The Borrowed Speed of Artificial Intelligence
The fastest technology rollout in history was decades in the making
The adoption of AI has been extremely fast. OpenAI reached 100 million users faster than any technology in history. AI startups scale from $1M to $30M in revenue 5x faster than SaaS startups did. But why? Is AI more powerful than SaaS? Mobile? The Internet? The PC? The telephone? Raw power alone does not explain adoption speed.
Don’t get me wrong, AI is game-changing. It’s a new S-curve. It’s transformative. It’s disruptive. But make no mistake, the wave of AI we are adopting today is a veneer over a massive trove of existing technology.
You run your agent on a laptop or a server that has been iteratively improving for decades, establishing a very broad technology adoption base along the way. Prompts and LLM responses pass over a well-oiled machine of internet protocols and are presented via UI frameworks that have been reinvented and refined through the cloud era. Agents operate with well-established mechanisms like JSON to trigger agent actions, APIs to read and write data, and existing code repositories.
Maybe if and when we reach a point where AI is iterating on software without human involvement, AI will reinvent all of this to be AI native. But until then, AI builds on a deep base of technology that has been around for decades.
When I think about how quickly technologies penetrate a market, I think about adoption friction and value. I don’t include cost because cost is either part of the adoption friction if it’s prohibitive, or part of the value consideration.
Let’s take a few massive tech waves and rate them with this more nuanced perspective on adoption. Adoption speed here is admittedly a finger in the wind rather than a precise barometer reading for roughly the time from commercial availability to mainstream use. The telephone, for example, launched commercially in 1876, reached only about a third of US households by 1920, and didn’t cross half of American homes until the mid-1940s.

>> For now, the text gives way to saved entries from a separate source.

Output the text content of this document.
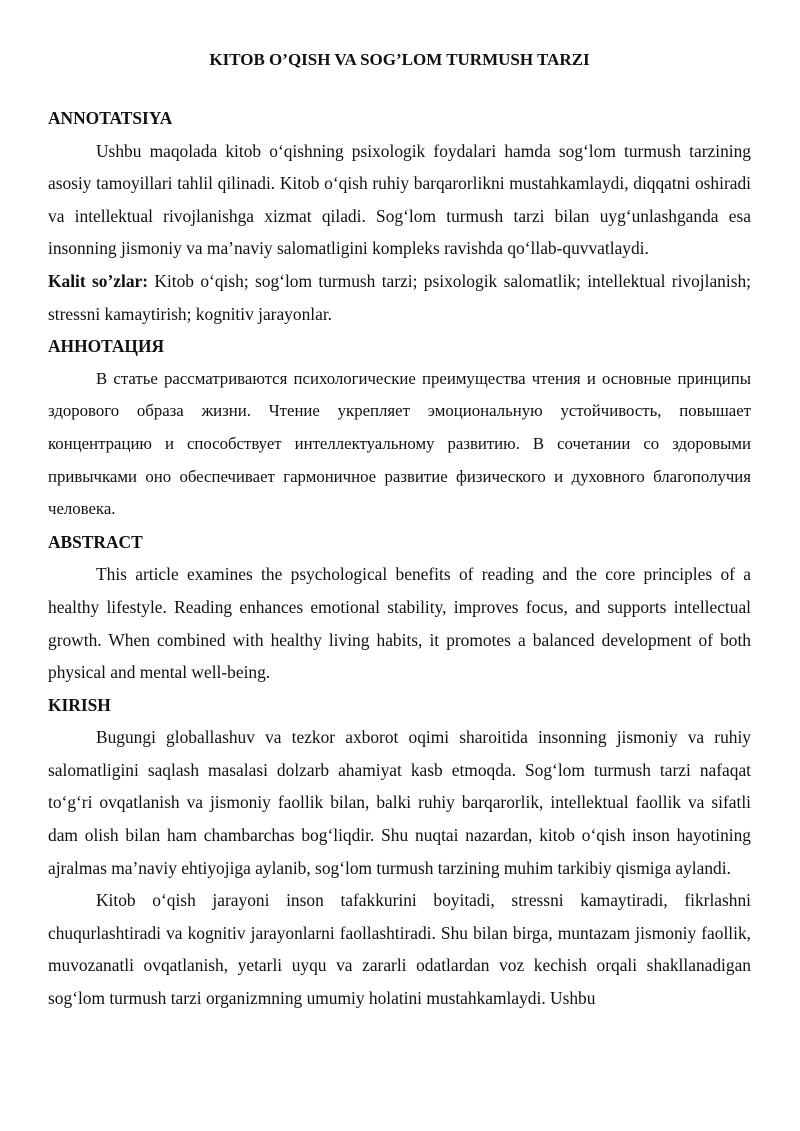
KITOB O’QISH VA SOG’LOM TURMUSH TARZI
ANNOTATSIYA

Ushbu maqolada kitob o‘qishning psixologik foydalari hamda sog‘lom turmush tarzining asosiy tamoyillari tahlil qilinadi. Kitob o‘qish ruhiy barqarorlikni mustahkamlaydi, diqqatni oshiradi va intellektual rivojlanishga xizmat qiladi. Sog‘lom turmush tarzi bilan uyg‘unlashganda esa insonning jismoniy va ma’naviy salomatligini kompleks ravishda qo‘llab-quvvatlaydi.

Kalit so’zlar: Kitob o‘qish; sog‘lom turmush tarzi; psixologik salomatlik; intellektual rivojlanish; stressni kamaytirish; kognitiv jarayonlar.

АННОТАЦИЯ

В статье рассматриваются психологические преимущества чтения и основные принципы здорового образа жизни. Чтение укрепляет эмоциональную устойчивость, повышает концентрацию и способствует интеллектуальному развитию. В сочетании со здоровыми привычками оно обеспечивает гармоничное развитие физического и духовного благополучия человека.

ABSTRACT

This article examines the psychological benefits of reading and the core principles of a healthy lifestyle. Reading enhances emotional stability, improves focus, and supports intellectual growth. When combined with healthy living habits, it promotes a balanced development of both physical and mental well-being.

KIRISH

Bugungi globallashuv va tezkor axborot oqimi sharoitida insonning jismoniy va ruhiy salomatligini saqlash masalasi dolzarb ahamiyat kasb etmoqda. Sog‘lom turmush tarzi nafaqat to‘g‘ri ovqatlanish va jismoniy faollik bilan, balki ruhiy barqarorlik, intellektual faollik va sifatli dam olish bilan ham chambarchas bog‘liqdir. Shu nuqtai nazardan, kitob o‘qish inson hayotining ajralmas ma’naviy ehtiyojiga aylanib, sog‘lom turmush tarzining muhim tarkibiy qismiga aylandi.

Kitob o‘qish jarayoni inson tafakkurini boyitadi, stressni kamaytiradi, fikrlashni chuqurlashtiradi va kognitiv jarayonlarni faollashtiradi. Shu bilan birga, muntazam jismoniy faollik, muvozanatli ovqatlanish, yetarli uyqu va zararli odatlardan voz kechish orqali shakllanadigan sog‘lom turmush tarzi organizmning umumiy holatini mustahkamlaydi. Ushbu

At a customer advisory board meeting in March 2026, I heard nearly unanimous adoption of Agentic AI. Claude Code was only GA in May 2025.
When you look at it from this perspective, you can clearly see there’s more going on here. Agentic AI is very powerful. That’s absolutely a big reason why we see adoption happen so quickly. But that doesn’t tell the whole story. Its game-changing value alone doesn’t fully account for the speed of adoption of agentic AI. A good amount of the adoption is due to existing familiarity with GenAI tools and APIs that have been around for a couple of years, and to the ease of getting started because of cloud, mobile, internet, and PC tech that have been developing for decades.
Now, this is not inevitable for everything new that comes to market. Blockchain is more of a mixed bag, and I’d argue that’s exactly why it has really never fully taken off the way AI has. Blockchain requires a complete rewiring of how the modern internet works. You no longer have trusted centralized systems, and instead need to rearchitect everything for the distributed blockchain model. On the consumer finance side, full adoption of cryptocurrency requires a rethinking of the banking system. It took decades just for POS systems to modernize to handle mobile wallet and tap technology. Crypto does not simply layer onto the existing banking models. That’s why it’s been limited to a speculative investment, with the hope of serving as an alternative to precious metals or cash savings.
Why is this important? Because AI is transformative, but we don’t have to be religious about it to understand why adoption took off so quickly. We don’t have to put it on such a high pedestal that we don’t consider its true pros and cons, just because we see it grow so quickly in popularity.
We will likely have AI embedded in much of the software we use. And software development, its most clearly valuable use case, has already changed forever. But let’s be clear, the stage was perfectly set. The hard job now is to focus this new tool we have on where it’s going to add the most value.